LDDI uses microformats and HTTP to achieve a usable registry service for SOA. The idea is quite simple, but also fairly powerful since it makes a human readable Web site into a machine readable registry service. Because it's based on XHTML and HTTP, it is browser and search engine friendly.
Tom has developed the microformats for WSDL and WSIL and built tools that demonstrate how they can be indexed, searched, discovered, and used within existing Web services frameworks like .Net and Java. His thesis will be done in the next few weeks. I hope to have a paper somewhere in between the 3 page document I linked above and the 100 page thesis in size in the near future and links to tools so that interested parties can try it for themselves.
Interestingly, Tom met some resistance to this idea from people in the microformats and REST communities. I guess the feeling was that "pure" technologies were being used in the service of something that was "wrong" or maybe even "evil." My feelings are more pragmatic than that. There are lots of smaller organizations that can't afford a UDDI registry and yet will need a way to record SOAP-based services. Why not use RESTful techniques in service of that very real need?
What's more, there's nothing in what Tom's done that is limited to SOAP-based services. This work also demonstrates that a functional registry of RESTful services could be developed as well--if there were a description language for RESTful services.

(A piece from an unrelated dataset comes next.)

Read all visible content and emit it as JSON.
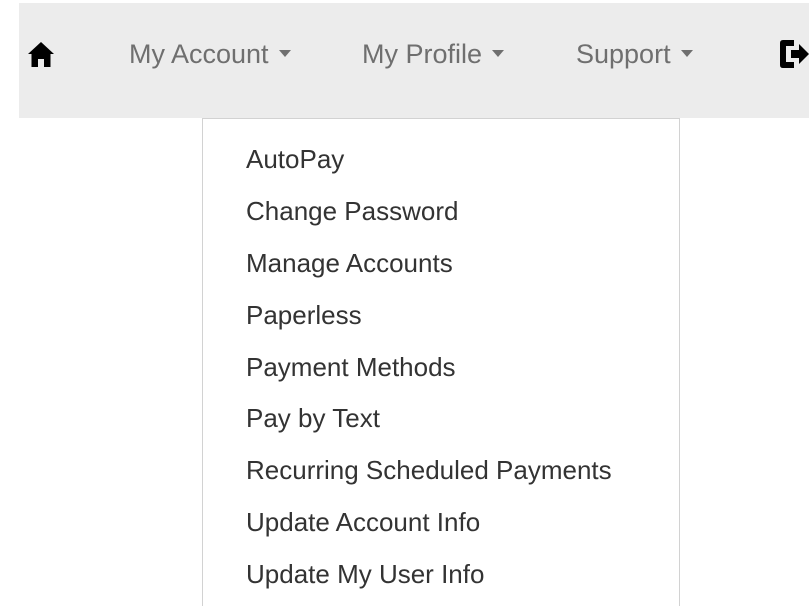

At any rate, I think Tom did a great job of demonstrating what can be done. There is much to be done.
- There are additional microformats that could be profitably included in the system.
- The whole idea of searching microformatted data is open.

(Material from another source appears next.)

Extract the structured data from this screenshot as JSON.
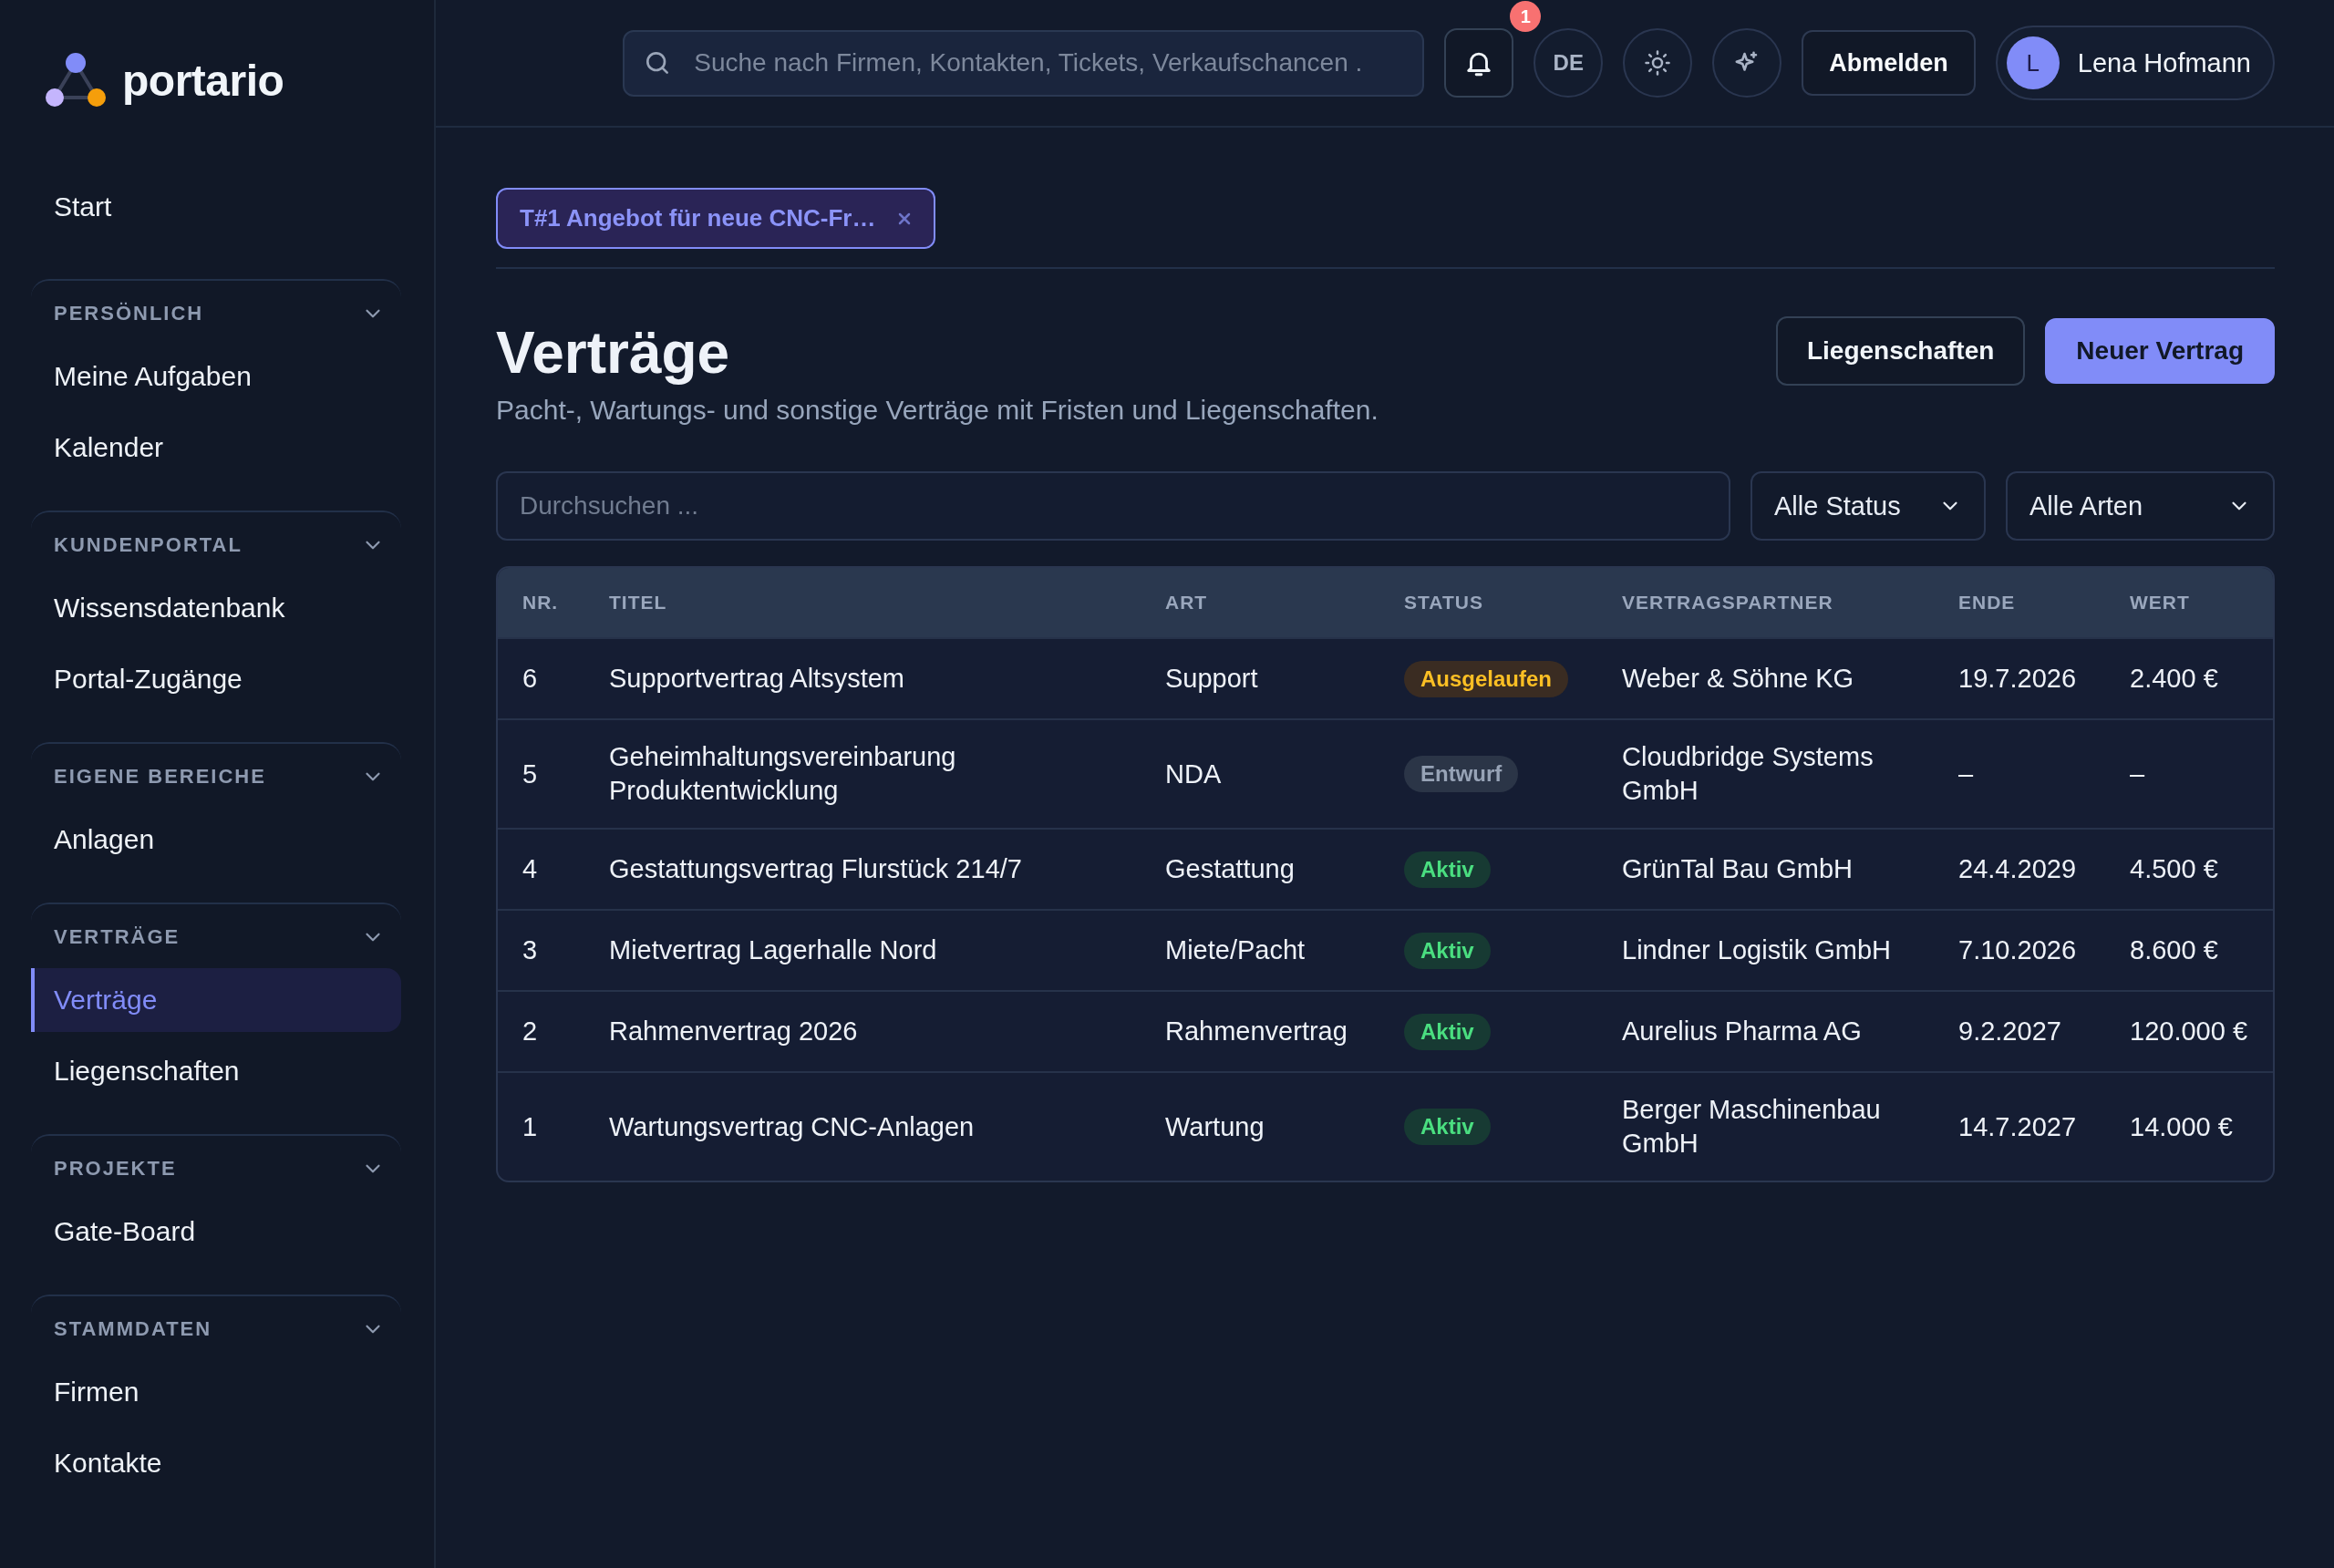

- Registries are morphing into repositories, storing more and more metadata about services. What does this mean in the microformatted space?
- The entire system needs to be made "releasable" and usable so that other's can use and add to it.
If you're interested in seeing any of this work move forward, there are students who could use your support. Supporting a student is a sure fire way to see your agenda move forward for a small investment.